When a theologian renting from ninth-century Islamic philosopher al-Kindi hosted two cousins for a monthlong visit, the landlord increased the rent proportionally. His reasoning: a dwelling has a “limited existence.” A tenant enjoys this without the burden of ownership, then leaves the space “a dung heap and in dilapidation, only repairable at grievous expense.”
A surgeon in the British navy published an 1816 treatise on “The Incubus, or Nightmare, Disturbed Sleep, Terrific Dreams, and Nocturnal Visions,” arguing against folk beliefs that nightmares resulted from overindulgence and sleeping on one’s back.
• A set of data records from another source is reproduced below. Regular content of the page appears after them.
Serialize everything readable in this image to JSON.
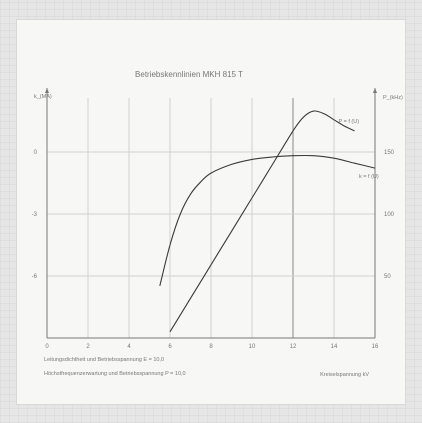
{
  "chart_data": {
    "type": "line",
    "title": "Betriebskennlinien MKH 815 T",
    "x_ticks": [
      "0",
      "2",
      "4",
      "6",
      "8",
      "10",
      "12",
      "14",
      "16"
    ],
    "xlim": [
      0,
      16
    ],
    "xlabel": "Kreiselspannung kV",
    "y_left_label": "k_(MA)",
    "y_left_ticks": [
      "0",
      "-3",
      "-6"
    ],
    "y_right_label": "P_(kHz)",
    "y_right_ticks": [
      "150",
      "100",
      "50"
    ],
    "y_right_lim": [
      0,
      200
    ],
    "notes": [
      "Leitungsdichtheit und Betriebsspannung E = 10,0",
      "Höchstfrequenzerwartung und Betriebsspannung P = 10,0"
    ],
    "series": [
      {
        "name": "P = f (U)",
        "x": [
          6,
          7,
          8,
          9,
          10,
          11,
          12,
          12.5,
          13,
          13.5,
          14,
          14.5,
          15
        ],
        "y": [
          5,
          32,
          59,
          86,
          113,
          140,
          167,
          178,
          183,
          181,
          176,
          171,
          167
        ]
      },
      {
        "name": "k = f (U)",
        "x": [
          5.5,
          6,
          6.5,
          7,
          7.5,
          8,
          9,
          10,
          11,
          12,
          13,
          14,
          15,
          16
        ],
        "y": [
          42,
          75,
          100,
          116,
          126,
          133,
          140,
          144,
          146,
          147,
          147,
          145,
          141,
          137
        ]
      }
    ],
    "grid": true
  }
}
Sufferers “can bear testimony to the distress and alarm,” he wrote, “in many cases rendering the approach of night a cause of terror, and life itself miserable.”
“Utter damned rot!” is what William Berryman Scott, a former president of the American Philosophical Society, said in response to Alfred Wegener’s theory of continental drift, first proposed in 1912. “Wegener is not seeking the truth,” said a doubtful geologist, “he is advocating a cause and is blind to every argument and fact that tells against it.”
A seventeenth-century Jesuit missionary to China once related a story about a Nanjing man who sued a local deity, his case being that the god had accepted his sacrifices but failed to save his ailing daughter and so must be either impotent or malicious. District officials balked but referred the case to the imperial court in Beijing, which ruled against the deity—declaring it officially useless, exiling its cult statue, and ordering its monastery be destroyed.
A nineteen-year-old boy diagnosed with Hodgkin’s lymphoma requested help from the Make-A-Wish Foundation in 1998 to hunt a moose with his father. His request was denied. A year later the foundation instituted a national ban on firearm-related wishes, and the boy’s mother founded Hunt of a Lifetime, an organization devoted to sending terminally ill children deep-sea fishing or on hunting trips for sheep, elk, moose, or bear.